Years ago we would gather at Gerri Gilliland's signature cafe on Main Street in Santa Monica and feast on all the familiar fare: crab cakes with some sort of aioli, a radicchio and endive salad with parmesan and balsamic, a good steak or piece of fish and even a vegetable and cous cous dish for the vegetarian minded. It wasn't that Gerri was not a chef. She was and is. It was her dynamic personality and straightforward cooking that made her neighborhood restaurant so popular. For all the celebrities to be found at 72 Market and West Beach in those days, you'd find many of them at Gilliland's as well. And being Irish she had an innate way with pastry.

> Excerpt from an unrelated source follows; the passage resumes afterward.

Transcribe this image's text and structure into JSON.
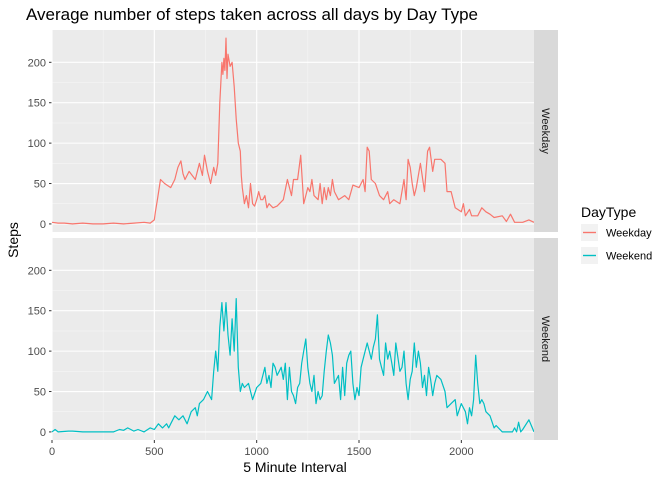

I still dream about her warm soda bread with melted butter and lemon tart.
Dining with two friends at Taste on Melrose last night, I was reminded of those simpler days on Main St. Melrose is sassier to be sure and Taste's sure footed and impressive design attests to that. Candles and lanterns are used effectively and there's a real grown up feel to this young restaurant. Unlike Ortolon on 3rd, here is a front patio we could of easily sat on, as many did, even in last night's wet weather. As it was we were accorded a front and center window table in the slightly raised dining room but it seemed to me that there wasn't a bad table in the house. Was this really Bourbon St. Shrimp at one time?
Like the design, the food has no discernable pedigree; or, at least, you don't go in name dropping the chef. This is a comfortable easy going neighborhood restaurant with good cooking, friendly and efficient service and stylish enough to attract a wonderfully mixed crowd.
Two of us arrived early and were grateful for the spiced fried calamari with a lime mayonnaise for $8. I particularly liked the pizzette section for noshing and enjoyed the pear and gorgonzola version that one friend paired well with a glass of a Sangiovese rose. Other wines by the glass included a Stone Street Chardonnay for $11 and an Oyster Bay SB for $7.50. The small wine list has some great affordable offerings but a 2003 Soter Pinot Noir courtesy of Mission Wines in Pasadena pretty much provided and stole the thunder of the evening.
A butternut squash soup for $6.50 was perfect for a cold night and I liked the grilled romaine salad with crisp bacon and creamy bleu cheese for $8.75, as well as my red and yellow beet salad with arugula and the obligatory goat cheese and balsamic for $8.25. I said familiar but refreshingly so.
We all wanted the braised short ribs with gremolata and pappardelle for $17.25 but I acquiesced and tried the orange ginger shrimp with noodles for $18.25. The excellent server tipped us off that he liked it more when they made it extra spicy in their opening days. I opted for that version which was about a seven on a scale of one to ten. My friends agreed that the short ribs were okay but the shadow of Lucques version next door loomed large.
We had two desserts ($8 each) and a chocolate ice cream sundae layered with broken pieces of chocolate cake, fresh whipped cream, and caramel sauce was right up my alley. However, a pear tart suffered from the Pepperidge Farm school of pastry. No matter. I look forward to returning soon.